Laut den neuesten Statistiken des britischen Ministeriums für Energiesicherheit und Netto-Null-Emissionen (DESNZ) hat die gesamte installierte Kapazität an Photovoltaikenergie im Vereinigten Königreich bis Februar 2025 die Schwelle von 18 GW überschritten. Dies entspricht 1,735 Millionen Photovoltaikanlagen, die saubere Energie zur grünen Transformation Großbritanniens beitragen.

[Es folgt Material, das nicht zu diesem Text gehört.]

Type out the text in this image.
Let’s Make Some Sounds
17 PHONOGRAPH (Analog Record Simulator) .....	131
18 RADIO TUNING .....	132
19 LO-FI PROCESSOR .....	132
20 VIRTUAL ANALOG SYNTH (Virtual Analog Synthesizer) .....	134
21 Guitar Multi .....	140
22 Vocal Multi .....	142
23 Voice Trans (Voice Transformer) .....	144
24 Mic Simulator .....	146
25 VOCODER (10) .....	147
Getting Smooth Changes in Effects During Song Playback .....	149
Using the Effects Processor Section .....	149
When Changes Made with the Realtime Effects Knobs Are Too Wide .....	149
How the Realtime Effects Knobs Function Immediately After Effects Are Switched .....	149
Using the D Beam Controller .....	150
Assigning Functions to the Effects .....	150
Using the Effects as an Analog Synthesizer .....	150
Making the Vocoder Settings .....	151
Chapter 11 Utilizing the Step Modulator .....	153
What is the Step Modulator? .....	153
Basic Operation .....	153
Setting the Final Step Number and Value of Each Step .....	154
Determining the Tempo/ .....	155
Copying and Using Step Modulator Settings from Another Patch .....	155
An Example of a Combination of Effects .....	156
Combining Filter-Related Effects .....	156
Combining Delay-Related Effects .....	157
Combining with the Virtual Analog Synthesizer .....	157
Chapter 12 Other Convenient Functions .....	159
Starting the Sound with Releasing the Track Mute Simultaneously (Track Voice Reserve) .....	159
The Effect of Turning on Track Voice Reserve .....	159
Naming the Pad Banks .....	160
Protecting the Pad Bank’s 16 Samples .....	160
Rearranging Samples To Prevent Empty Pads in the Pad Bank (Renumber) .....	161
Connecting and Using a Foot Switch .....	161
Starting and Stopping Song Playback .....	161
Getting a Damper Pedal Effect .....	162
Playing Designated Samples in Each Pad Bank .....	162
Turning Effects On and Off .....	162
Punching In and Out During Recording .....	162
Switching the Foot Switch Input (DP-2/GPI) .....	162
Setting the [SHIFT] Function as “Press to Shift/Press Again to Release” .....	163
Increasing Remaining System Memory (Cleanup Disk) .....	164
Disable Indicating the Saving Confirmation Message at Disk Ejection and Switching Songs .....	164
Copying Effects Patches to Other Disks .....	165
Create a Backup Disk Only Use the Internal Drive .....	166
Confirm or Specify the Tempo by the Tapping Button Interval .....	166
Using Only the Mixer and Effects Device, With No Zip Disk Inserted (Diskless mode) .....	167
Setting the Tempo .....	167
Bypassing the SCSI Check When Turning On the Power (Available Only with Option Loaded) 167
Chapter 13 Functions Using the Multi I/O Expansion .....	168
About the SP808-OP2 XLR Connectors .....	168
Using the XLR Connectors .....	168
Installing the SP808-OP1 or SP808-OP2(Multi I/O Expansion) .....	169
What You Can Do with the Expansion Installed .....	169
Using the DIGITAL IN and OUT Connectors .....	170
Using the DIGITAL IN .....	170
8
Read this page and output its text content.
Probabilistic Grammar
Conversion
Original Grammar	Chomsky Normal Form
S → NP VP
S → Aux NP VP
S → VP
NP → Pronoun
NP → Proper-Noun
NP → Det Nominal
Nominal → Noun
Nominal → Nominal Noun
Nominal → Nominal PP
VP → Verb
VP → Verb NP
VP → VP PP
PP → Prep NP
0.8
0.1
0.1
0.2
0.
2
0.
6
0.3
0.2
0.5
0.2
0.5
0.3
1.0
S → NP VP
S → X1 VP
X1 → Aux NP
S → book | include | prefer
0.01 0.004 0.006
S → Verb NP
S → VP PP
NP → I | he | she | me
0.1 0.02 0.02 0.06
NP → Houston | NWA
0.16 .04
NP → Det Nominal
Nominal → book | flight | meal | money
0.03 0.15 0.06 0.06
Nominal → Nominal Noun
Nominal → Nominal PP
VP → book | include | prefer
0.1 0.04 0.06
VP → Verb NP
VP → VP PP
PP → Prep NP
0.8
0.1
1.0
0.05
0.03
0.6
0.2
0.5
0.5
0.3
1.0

Im Vergleich zum Vorjahreszeitraum ist dieser Wert um 6,8 % gestiegen und die neu installierte Leistung erreichte 1,1 GW. Dieser Trend ist ein klarer Beweis für die anhaltenden Fortschritte Großbritanniens im Bereich der erneuerbaren Energien.
Aus der Analyse der installierten Kapazitätsstruktur geht hervor, dass der britische Photovoltaikmarkt durch eine große Anzahl von Photovoltaiksystemen für Privathaushalte und großen Freiflächenkraftwerken gekennzeichnet ist. Obwohl die Zahl der privaten Photovoltaikanlagen 73 % beträgt, beträgt ihre installierte Leistung lediglich 30 % der bundesweiten Gesamtleistung. Im Februar 2025 betrug die neu installierte Leistung von Wohnbauprojekten 58 MW und setzte damit einen stetigen Wachstumstrend fort. Gleichzeitig steuerten Freiflächenkraftwerke als dominierende Kraft unter den Photovoltaikanlagen in Großbritannien etwa 7,71 GW zur installierten Leistung bei, was 43 % der gesamten installierten Leistung entspricht. Berücksichtigt man auch „nicht zertifizierte“ Projekte, könnte der tatsächliche Anteil an Freiflächenkraftwerken sogar bei 55 Prozent liegen.
Die Daten zeigen, dass die durchschnittlichen Installationskosten einer privaten Photovoltaikanlage von 9.238 £ im Januar 2024 auf 7.561 £ im Dezember gesunken sind, wobei der Durchschnittspreis für das Jahr bei 8.198 £ liegt. Dieser Preisvorteil hat zusammen mit der politischen Unterstützung dazu geführt, dass zwischen Januar 2024 und Januar 2025 mehr als 200.000 Photovoltaikanlagen in Privathaushalten installiert wurden. Zudem wurden 22.667 Energiespeichersysteme in Privathaushalten installiert.
Besonders hervorzuheben ist, dass von den 2,3 GW neu installierter Leistung im Jahr 2024 jeweils 20 % auf private und gewerbliche Dachprojekte entfallen, was darauf hindeutet, dass die dezentrale Photovoltaik ein starkes Entwicklungspotenzial hat. Mit den kontinuierlich sinkenden Kosten und der Verbesserung der Energiespeicheranlagen eröffnen sich der britischen Photovoltaikindustrie neue Entwicklungsmöglichkeiten.